The euro currency continued to edge higher last week despite the short term risks from the impending ECB monetary policy decision. Draghi holds status quo.
While some parts of the markets were expecting Draghi to address the exchange rate concerns, the euro strengthened partly due to the dovish comments from the U.S. Treasury Secretary Steven Mnuchin.
Mnuchin’s comments come a day before the ECB’s meeting, where he said that a weaker U.S. dollar was good for the economy. This sent the already weak greenback falling further.
While the euro was seen trading around $1.23 levels on Thursday morning, following the ECB’s event the common currency hit levels of $1.25 marking another fresh four year high.
ECB leaves monetary policy unchanged
At its first monetary policy meeting of the year, the European Central Bank left key interest rates and its asset purchases unchanged.
This was widely expected by the markets. The ECB reiterated that rates will remain at their current levels for the foreseeable future and even past the life of the stimulus program (which is due to end in September this year).
The main refinance rate remained at zero percent while the deposit rate was unchanged at -0.40% and the marginal lending rate was unchanged at 0.25%. The ECB also did not make any big changes to its monetary policy statement.
There was speculation that the ECB could be preparing the markets for a hawkish forward guidance given the improvements in the economy. This was based on the meeting minutes from December released just a few weeks ago.
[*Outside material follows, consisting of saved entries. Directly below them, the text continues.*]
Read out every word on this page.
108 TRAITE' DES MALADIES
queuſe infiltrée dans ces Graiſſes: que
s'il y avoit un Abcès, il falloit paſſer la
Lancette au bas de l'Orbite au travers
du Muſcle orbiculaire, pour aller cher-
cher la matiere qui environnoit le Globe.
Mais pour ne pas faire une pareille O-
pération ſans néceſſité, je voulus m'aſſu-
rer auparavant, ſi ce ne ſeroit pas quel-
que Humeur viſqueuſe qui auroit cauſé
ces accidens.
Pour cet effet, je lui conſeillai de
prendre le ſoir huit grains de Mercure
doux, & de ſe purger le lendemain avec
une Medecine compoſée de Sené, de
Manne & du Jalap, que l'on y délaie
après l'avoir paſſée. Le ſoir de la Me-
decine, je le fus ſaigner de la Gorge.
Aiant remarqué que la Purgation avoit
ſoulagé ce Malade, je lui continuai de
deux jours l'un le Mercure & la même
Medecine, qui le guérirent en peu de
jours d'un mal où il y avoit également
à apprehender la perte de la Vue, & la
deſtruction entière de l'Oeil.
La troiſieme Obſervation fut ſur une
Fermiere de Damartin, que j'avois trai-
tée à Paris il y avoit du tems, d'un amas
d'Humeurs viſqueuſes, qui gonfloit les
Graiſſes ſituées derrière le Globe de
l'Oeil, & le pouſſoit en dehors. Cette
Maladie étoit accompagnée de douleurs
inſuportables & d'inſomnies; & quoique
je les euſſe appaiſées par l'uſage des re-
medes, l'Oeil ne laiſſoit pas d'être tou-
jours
“The Governing Council expects the key ECB interest rates to remain at their present levels for an extended period of time, and well past the horizon of the net asset purchases,” the ECB’s statement read.
The central bank affirmed its commitment to keeping its asset purchases at a pace of 30 billion euro per month until September 2018 (and beyond). The central bank also left its previous statement noting that “if the outlook becomes less favourable, or if financial conditions become inconsistent with further progress towards a sustained adjustment in the path of inflation, the Governing Council stands ready to increase the asset purchase programme (APP) in terms of size and/or duration.”
Draghi makes a futile attempt to hit back against Mnuchin
Most of the post monetary policy press conference was focused on the recent strength of the euro’s exchange rate. Draghi said that there were concerns over the exchange rate volatility. He also asserted that an interest rate hike this year was unlikely.
Draghi said that some of the policy makers were concerned over the statements from U.S. officials which touched not just the exchange rate but also the status of international relations.
At the press conference, Draghi painted an optimistic picture noting that the economic expansion in the euro area was robust and that it strengthened the central bank’s confidence that inflation will move closer to the 2% target.
However, previous estimates as early as December showed that the ECB expects inflation to remain below 2% until 2019. Draghi said that an ample degree of monetary stimulus was necessary in order for the underlying inflation pressures to build up.
Inflation in the eurozone was seen to be weaker as core CPI was recorded at 0.9% on an annual basis for the year ending December 2017. This comes after consumer prices briefly spiked during second half of last year.
Speaking about exchange rates, Draghi made it very clear that it was not the central bank’s mandate to target exchange rate. But he said it was important for an economy’s growth and stability.
With the ECB now out of the way, the markets will be looking to macro-economic fundamentals as well as the build-up of political risks which comes from the Italian elections due in March.